Function To Read and Replace content of dtsx file (Vb.Net)

Public Sub FixDTSX(byval strFile as string)

    dim strContent as string = string.empty

    Using sr as new Io.StreamReader(strFile)

        strContent = sr.ReadToEnd()

        sr.Close()

    End Using

    strContent = strContent.Replace("DTS:MaximumWidth=""50""","DTS:MaximumWidth=""500""")

    Using sw as new Io.StreamWriter(strFile,False)

        sw.Write(strContent)

        sw.Close()

    End Using

End Sub


回答2:

There is a way to achieve what you want using the standard Visual Studio SSDT UI, although it is quite obscure. AFAIK it works in every version of this editor since SQL Server 2005.

With the package open, from the Connection Managers pane, right-click your Flat File Connection and choose Edit. Then navigate to the Advanced page. Then multi-select the columns you want to change (e.g. shift-click a range or ctrl-click a specific set). Now the Properties appearing at the right will be applied to all the selected columns.

In the example shown below, I have set all the selected columns to a width of 255.



回答3:

Esteban,

I suggest you use the Object Model API which allows you to develop SSIS packages programmatically. Using that, you can make use of any .net code that allows you to gather data/metadata from text files. Also, the assumption is that, since you are using SSIS, you already might be familiar with writing code in C#/VB.Net

Now, if you are just starting with the Object Model API, there would be a huge learning curve (but it is worth learning it if SSIS is your day to day life). If you do not have the time to invest right now, I would recommend you to use a library I wrote (called Pegasus) which greatly simplifies how you can use the Object Model API; you can create your packages in an almost declarative fashion (using C#).

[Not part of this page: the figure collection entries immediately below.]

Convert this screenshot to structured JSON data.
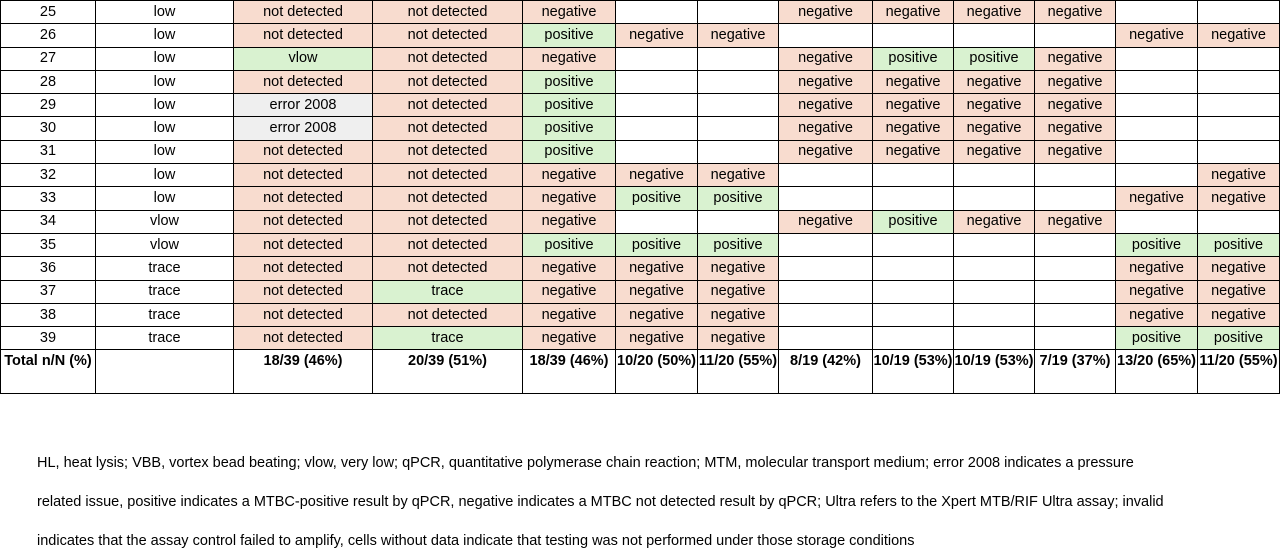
{
  "rows": [
    [
      "25",
      "low",
      "not detected",
      "not detected",
      "negative",
      "",
      "",
      "negative",
      "negative",
      "negative",
      "negative",
      "",
      ""
    ],
    [
      "26",
      "low",
      "not detected",
      "not detected",
      "positive",
      "negative",
      "negative",
      "",
      "",
      "",
      "",
      "negative",
      "negative"
    ],
    [
      "27",
      "low",
      "vlow",
      "not detected",
      "negative",
      "",
      "",
      "negative",
      "positive",
      "positive",
      "negative",
      "",
      ""
    ],
    [
      "28",
      "low",
      "not detected",
      "not detected",
      "positive",
      "",
      "",
      "negative",
      "negative",
      "negative",
      "negative",
      "",
      ""
    ],
    [
      "29",
      "low",
      "error 2008",
      "not detected",
      "positive",
      "",
      "",
      "negative",
      "negative",
      "negative",
      "negative",
      "",
      ""
    ],
    [
      "30",
      "low",
      "error 2008",
      "not detected",
      "positive",
      "",
      "",
      "negative",
      "negative",
      "negative",
      "negative",
      "",
      ""
    ],
    [
      "31",
      "low",
      "not detected",
      "not detected",
      "positive",
      "",
      "",
      "negative",
      "negative",
      "negative",
      "negative",
      "",
      ""
    ],
    [
      "32",
      "low",
      "not detected",
      "not detected",
      "negative",
      "negative",
      "negative",
      "",
      "",
      "",
      "",
      "",
      "negative"
    ],
    [
      "33",
      "low",
      "not detected",
      "not detected",
      "negative",
      "positive",
      "positive",
      "",
      "",
      "",
      "",
      "negative",
      "negative"
    ],
    [
      "34",
      "vlow",
      "not detected",
      "not detected",
      "negative",
      "",
      "",
      "negative",
      "positive",
      "negative",
      "negative",
      "",
      ""
    ],
    [
      "35",
      "vlow",
      "not detected",
      "not detected",
      "positive",
      "positive",
      "positive",
      "",
      "",
      "",
      "",
      "positive",
      "positive"
    ],
    [
      "36",
      "trace",
      "not detected",
      "not detected",
      "negative",
      "negative",
      "negative",
      "",
      "",
      "",
      "",
      "negative",
      "negative"
    ],
    [
      "37",
      "trace",
      "not detected",
      "trace",
      "negative",
      "negative",
      "negative",
      "",
      "",
      "",
      "",
      "negative",
      "negative"
    ],
    [
      "38",
      "trace",
      "not detected",
      "not detected",
      "negative",
      "negative",
      "negative",
      "",
      "",
      "",
      "",
      "negative",
      "negative"
    ],
    [
      "39",
      "trace",
      "not detected",
      "trace",
      "negative",
      "negative",
      "negative",
      "",
      "",
      "",
      "",
      "positive",
      "positive"
    ]
  ],
  "total": [
    "Total n/N (%)",
    "",
    "18/39 (46%)",
    "20/39 (51%)",
    "18/39 (46%)",
    "10/20 (50%)",
    "11/20 (55%)",
    "8/19 (42%)",
    "10/19 (53%)",
    "10/19 (53%)",
    "7/19 (37%)",
    "13/20 (65%)",
    "11/20 (55%)"
  ],
  "footer": {
    "line1": "HL, heat lysis; VBB, vortex bead beating; vlow, very low; qPCR, quantitative polymerase chain reaction; MTM, molecular transport medium; error 2008 indicates a pressure",
    "line2": "related issue, positive indicates a MTBC-positive result by qPCR, negative indicates a MTBC not detected result by qPCR; Ultra refers to the Xpert MTB/RIF Ultra assay; invalid",
    "line3": "indicates that the assay control failed to amplify, cells without data indicate that testing was not performed under those storage conditions"
  },
  "colors": {
    "not_detected_bg": "#f8dccf",
    "positive_bg": "#d9f2d0",
    "error_bg": "#efefef"
  }
}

On Github, there is an example that shows how to create a package that loads any number of text files with differing schemas in a given folder. See here; specifically the method GenerateProjectToLoadTextFilesToSqlServerDatabase().

In the example, I use a third party .Net library called lumenworks.framework to probe delimited files and get their metadata. Using this library, I get the names of the columns; and I also infer data types and lengths based on sampling the first 'n' number of rows. (In my code, I am only inferring ints, dates and strings; if you have more data types, add relevant code accordingly). Or you can specify one specific data type and length (looks like you want to use string of 500 chars) for all your columns. [Or (in some cases), you might have this metadata available outside in a excel file/config file.] Then I use this metadata to configure my text file connection managers programmatically.

YOu can download the code from Github and run the DataFlowExample by specifying where your source files are and see how far it gets you.

Another recommendation would be Biml, but I am not sure if you can incorporate your own/third party full fledged C# code (not just snippets) into Biml workflow. If you can, then go with Biml.

Let me know if you have any questions.